Investigation of the mechanical damage of low rank coals under the impacts of cyclical liquid CO2 for coalbed methane recovery

Abstract Liquid CO2 enhanced coalbed methane recovery has been proposed for decades, and the accompanying effects of phase-transition and adsorption of liquid CO2 slightly influenced the coal structure strength. Studying the coal strength variation under the effects of liquid CO2 is of great significance for evaluating the selected liquid CO2 injection parameters, CO2 injectability, and coal cracking initiation capacity. However, the coupling effects of the temperature gradient and adsorption of cyclical liquid CO2 on the coal strength have not been systematically studied. In this study, based on the cyclical liquid CO2 fracturing experimental system, the low-rank coals were processed under the effects of liquid CO2 with different cyclical parameters. Subsequently, a uniaxial compression test was carried out to investigate the mechanical responses of the processed coals under the sole and coupled effect of liquid CO2 temperature and adsorption, respectively, using acoustic emission and strain gauge.
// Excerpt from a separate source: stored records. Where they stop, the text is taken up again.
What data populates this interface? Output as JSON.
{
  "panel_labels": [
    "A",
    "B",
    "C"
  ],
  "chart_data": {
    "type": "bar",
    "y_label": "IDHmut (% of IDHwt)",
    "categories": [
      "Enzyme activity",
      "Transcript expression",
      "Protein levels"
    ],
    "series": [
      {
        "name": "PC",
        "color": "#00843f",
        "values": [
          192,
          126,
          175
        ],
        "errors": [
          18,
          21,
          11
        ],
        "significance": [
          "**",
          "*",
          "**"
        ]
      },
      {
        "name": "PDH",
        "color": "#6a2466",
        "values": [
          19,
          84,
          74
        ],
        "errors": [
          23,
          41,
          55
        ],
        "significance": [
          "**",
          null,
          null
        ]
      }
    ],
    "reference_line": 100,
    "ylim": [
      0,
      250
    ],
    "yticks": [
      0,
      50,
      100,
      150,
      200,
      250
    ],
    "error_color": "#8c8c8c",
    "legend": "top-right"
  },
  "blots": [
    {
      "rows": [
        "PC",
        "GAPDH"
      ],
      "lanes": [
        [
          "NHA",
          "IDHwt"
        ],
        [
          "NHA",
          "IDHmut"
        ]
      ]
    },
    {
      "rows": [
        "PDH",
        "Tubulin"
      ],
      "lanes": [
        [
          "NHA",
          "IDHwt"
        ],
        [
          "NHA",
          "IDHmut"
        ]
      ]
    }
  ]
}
The results showed that coals exhibited different destruction behaviours and fracture morphologies; for example, coals influenced by the sole effect showed an “axial separation” failure pattern, while liquid CO2 coupling affected coals showed a “separation and spallation” destruction form. Compared to raw coals, the affected coals contained a larger ring count and accumulated energy J, indicating that thermal cycling induced by uneven temperature distribution enhanced the generation of new cracks and expansion of the original cracks, and the enlarged crack volume provided sufficient adsorption sites for CO2 molecules to decrease the Gibbs free energy. The negative relationship between σc and cyclical parameters showed that the alternative temperature shock significantly degraded the cohesive strength among the grains with amounts of the damage accumulation, leading to tensile failure. The Je/Jt and Jr/Jt scatters positively and negatively correlated with the corresponding cyclical (cycles and time) and mechanical parameters (E and σc), respectively, indicating that the more liquid CO2 affected, the greater the damage accumulation, and the larger the destructive plastic region and lower the strain energy storage capacity, because of the synergy of the cold shock and gas adsorption. The research results provided theoretical guidance for optimizing liquid CO2 injection parameters for balancing the investment and output benefit of coalbed methane.